OK…this is Sunday afternoon. The client is due to come pick this up in an hour, and they need to present this on Monday morning. OK…what to do, what to do. I have the Matrox MXO, which works with Avid in PRESENTATION MODE (note to self: future blog post to explain that), but the image doesn’t look good….not in presentation mode. So that is out. I have DVD SP, but that is on my OS partition that has FCP installed (my main hard drive is partitioned into two…one side is FCP, the other for AVID). The FCP side can’t see the Avid compressed output, because I lack the codecs.
Heeeeyyy…Avid makes these codecs available on their site. Cool, I’ll go download those and I should be in business. So I find the Avid Codecs LE installer and install it…and get an error. INSTALL FAILED. Some post install process didn’t work. Damn. OK, I am chatting about my woes with a friend and he sends me the Avid codecs he has that came from that installer. Great, I install them and open the exported file…nothing. Black and the error that the codec is missing. Hmmm…

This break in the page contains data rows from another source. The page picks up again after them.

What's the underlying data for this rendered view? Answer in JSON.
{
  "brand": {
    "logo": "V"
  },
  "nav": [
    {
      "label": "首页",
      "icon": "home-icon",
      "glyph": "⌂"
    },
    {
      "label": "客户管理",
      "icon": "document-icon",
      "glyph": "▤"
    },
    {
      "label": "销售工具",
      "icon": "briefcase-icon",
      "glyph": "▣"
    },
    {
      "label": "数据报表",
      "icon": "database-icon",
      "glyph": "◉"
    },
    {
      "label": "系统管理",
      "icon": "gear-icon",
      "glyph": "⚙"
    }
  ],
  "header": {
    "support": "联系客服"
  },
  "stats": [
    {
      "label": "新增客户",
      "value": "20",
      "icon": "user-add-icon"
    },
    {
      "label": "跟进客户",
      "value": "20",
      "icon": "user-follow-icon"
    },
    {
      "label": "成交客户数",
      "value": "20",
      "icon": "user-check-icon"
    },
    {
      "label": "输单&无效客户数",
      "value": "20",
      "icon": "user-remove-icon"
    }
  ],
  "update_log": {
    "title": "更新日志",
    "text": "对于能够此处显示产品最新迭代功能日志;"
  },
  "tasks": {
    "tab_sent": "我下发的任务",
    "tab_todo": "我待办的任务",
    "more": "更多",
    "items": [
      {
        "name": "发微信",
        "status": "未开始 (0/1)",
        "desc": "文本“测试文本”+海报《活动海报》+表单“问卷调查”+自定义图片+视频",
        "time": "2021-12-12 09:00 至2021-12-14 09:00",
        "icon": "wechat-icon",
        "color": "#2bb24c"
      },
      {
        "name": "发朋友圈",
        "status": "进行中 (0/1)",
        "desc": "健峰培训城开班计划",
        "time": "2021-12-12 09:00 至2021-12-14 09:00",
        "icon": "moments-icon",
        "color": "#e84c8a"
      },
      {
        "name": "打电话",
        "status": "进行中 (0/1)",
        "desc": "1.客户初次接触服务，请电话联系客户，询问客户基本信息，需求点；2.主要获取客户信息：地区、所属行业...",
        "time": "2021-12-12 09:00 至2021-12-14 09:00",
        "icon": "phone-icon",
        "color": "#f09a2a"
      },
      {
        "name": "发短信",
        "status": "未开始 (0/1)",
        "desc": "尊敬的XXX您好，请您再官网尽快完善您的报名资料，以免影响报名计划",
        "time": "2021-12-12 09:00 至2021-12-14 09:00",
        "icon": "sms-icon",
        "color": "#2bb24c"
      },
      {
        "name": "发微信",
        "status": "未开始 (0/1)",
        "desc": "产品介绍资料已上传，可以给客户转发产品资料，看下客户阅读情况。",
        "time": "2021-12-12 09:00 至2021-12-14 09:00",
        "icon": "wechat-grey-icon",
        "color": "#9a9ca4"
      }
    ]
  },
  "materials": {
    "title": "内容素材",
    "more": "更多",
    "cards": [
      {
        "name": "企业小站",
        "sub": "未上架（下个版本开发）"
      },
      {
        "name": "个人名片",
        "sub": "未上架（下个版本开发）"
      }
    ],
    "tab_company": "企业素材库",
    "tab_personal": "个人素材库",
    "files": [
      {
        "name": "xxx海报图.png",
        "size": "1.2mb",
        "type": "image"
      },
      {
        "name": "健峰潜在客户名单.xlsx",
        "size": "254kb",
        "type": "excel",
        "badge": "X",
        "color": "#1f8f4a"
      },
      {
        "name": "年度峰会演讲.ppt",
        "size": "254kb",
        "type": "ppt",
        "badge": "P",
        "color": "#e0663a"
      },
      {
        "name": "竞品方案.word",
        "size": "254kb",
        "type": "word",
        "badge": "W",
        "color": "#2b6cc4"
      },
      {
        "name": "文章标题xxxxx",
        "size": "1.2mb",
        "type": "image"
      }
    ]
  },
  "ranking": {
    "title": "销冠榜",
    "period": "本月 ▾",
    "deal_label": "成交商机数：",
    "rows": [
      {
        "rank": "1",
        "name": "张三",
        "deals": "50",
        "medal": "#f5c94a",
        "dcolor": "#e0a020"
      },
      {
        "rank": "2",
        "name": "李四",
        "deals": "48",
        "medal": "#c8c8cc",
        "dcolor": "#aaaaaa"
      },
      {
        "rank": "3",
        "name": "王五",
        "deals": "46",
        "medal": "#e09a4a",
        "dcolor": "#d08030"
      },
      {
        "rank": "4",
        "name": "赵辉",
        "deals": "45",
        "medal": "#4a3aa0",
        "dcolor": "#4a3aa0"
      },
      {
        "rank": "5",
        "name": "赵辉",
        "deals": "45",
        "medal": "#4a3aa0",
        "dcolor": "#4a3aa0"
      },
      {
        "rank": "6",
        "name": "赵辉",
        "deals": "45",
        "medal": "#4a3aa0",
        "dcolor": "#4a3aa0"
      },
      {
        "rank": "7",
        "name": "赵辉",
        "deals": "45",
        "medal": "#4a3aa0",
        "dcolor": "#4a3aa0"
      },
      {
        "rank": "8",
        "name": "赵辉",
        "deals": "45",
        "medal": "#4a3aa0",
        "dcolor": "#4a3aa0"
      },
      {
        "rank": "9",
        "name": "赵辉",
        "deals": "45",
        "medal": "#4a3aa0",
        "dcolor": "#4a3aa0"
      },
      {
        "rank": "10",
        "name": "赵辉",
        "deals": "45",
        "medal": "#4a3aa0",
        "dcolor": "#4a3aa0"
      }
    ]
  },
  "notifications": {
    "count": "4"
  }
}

So I boot BACK to Avid, export as Avid DV (the first export was lossless Meridian 1:1) and then rebooted back to FCP. Again…nada. Crap.
I grab my Final Cut Studio 2 installer and install ONLY DVD Studio Pro on my AVID partition. Now I can import the Avid output and burn a DVD. Finally. It finished burning a few minutes after the client arrived. Looked good. He went home happy. WHEW.
Then I mentioned all of this on the FCP-L on Yahoo groups. Someone mentioned that I have the full PE (Professional Edition) of the installers on my Avid install DVD. Sure enough, I install that and BOOM, there we go. The FCP side saw all the footage.
Still, I thought that the LE Codec Installer (LE means LIMITED EDITION) would have installed the codecs I needed. I mean, at LEAST the Avid DV codec. And what irked me is that the installer gave the same error on my MacBook Pro. Very annoying.
SO there…that is how you burn a DVD from Avid. Follow those steps closely, followed by two bottles of beer (preferrably imported) and you will be good to go.